The puzzle this time is one of my Beelzebub puzzles.
I do now have a third crossword centenary book: Alan Connor’s Two Girls, One on Each Knee. It’s another book that really works best as something you dip into, rather than read through. So there’ll be a review, just not yet. It doesn’t help that I have been seduced away from cruciverbal reading by Mark Forsyth’s The Elements of Eloquence – a book that works its way through more rhetorical tropes than you thought existed (let me just check how many of them are in Chambers…). If you’ve read his first book (The Etymologicon), this is of a similar quality, and better, I think, than its immediate predecessor The Horologicon. Admittedly he misses the wonderful clue ‘To be or not to be, that is the… (11)’ in the relevant chapter, but that is a small blemish.

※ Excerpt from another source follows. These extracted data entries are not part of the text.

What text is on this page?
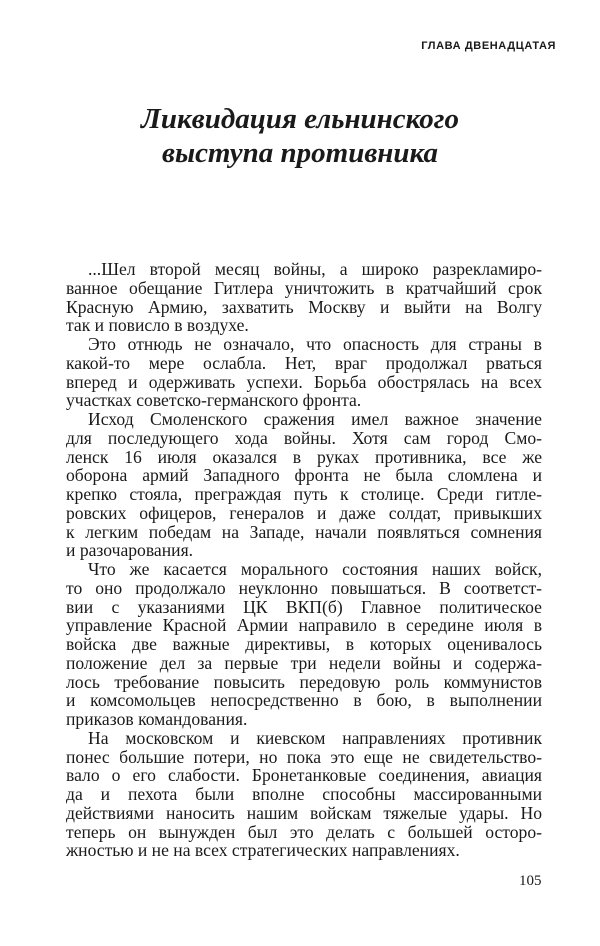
ГЛАВА ДВЕНАДЦАТАЯ
Ликвидация ельнинского
выступа противника
...Шел второй месяц войны, а широко разрекламиро-
ванное обещание Гитлера уничтожить в кратчайший срок
Красную Армию, захватить Москву и выйти на Волгу
так и повисло в воздухе.
Это отнюдь не означало, что опасность для страны в
какой-то мере ослабла. Нет, враг продолжал рваться
вперед и одерживать успехи. Борьба обострялась на всех
участках советско-германского фронта.
Исход Смоленского сражения имел важное значение
для последующего хода войны. Хотя сам город Смо-
ленск 16 июля оказался в руках противника, все же
оборона армий Западного фронта не была сломлена и
крепко стояла, преграждая путь к столице. Среди гитле-
ровских офицеров, генералов и даже солдат, привыкших
к легким победам на Западе, начали появляться сомнения
и разочарования.
Что же касается морального состояния наших войск,
то оно продолжало неуклонно повышаться. В соответст-
вии с указаниями ЦК ВКП(б) Главное политическое
управление Красной Армии направило в середине июля в
войска две важные директивы, в которых оценивалось
положение дел за первые три недели войны и содержа-
лось требование повысить передовую роль коммунистов
и комсомольцев непосредственно в бою, в выполнении
приказов командования.
На московском и киевском направлениях противник
понес большие потери, но пока это еще не свидетельство-
вало о его слабости. Бронетанковые соединения, авиация
да и пехота были вполне способны массированными
действиями наносить нашим войскам тяжелые удары. Но
теперь он вынужден был это делать с большей осторо-
жностью и не на всех стратегических направлениях.
105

What? Yes, ‘(11)’ is correct.
There is an unsettling experience in solving puzzles that reared its occasional head for me this weekend. I glanced at a thematic puzzle, and took a wild guess at the theme purely from its enumeration. Wholly wrong, of course, but the mistaken theme (not a particularly common phrase, but not especially obscure, either) promptly turned up as an ordinary answer in another puzzle. There again, there are often weeks in a row when you can’t summon such fortune.
You will find me supplying the Telegraph Toughie on Tuesday 19 November, while The Independent offering on Friday 22 November might just prompt a setter’s blog here.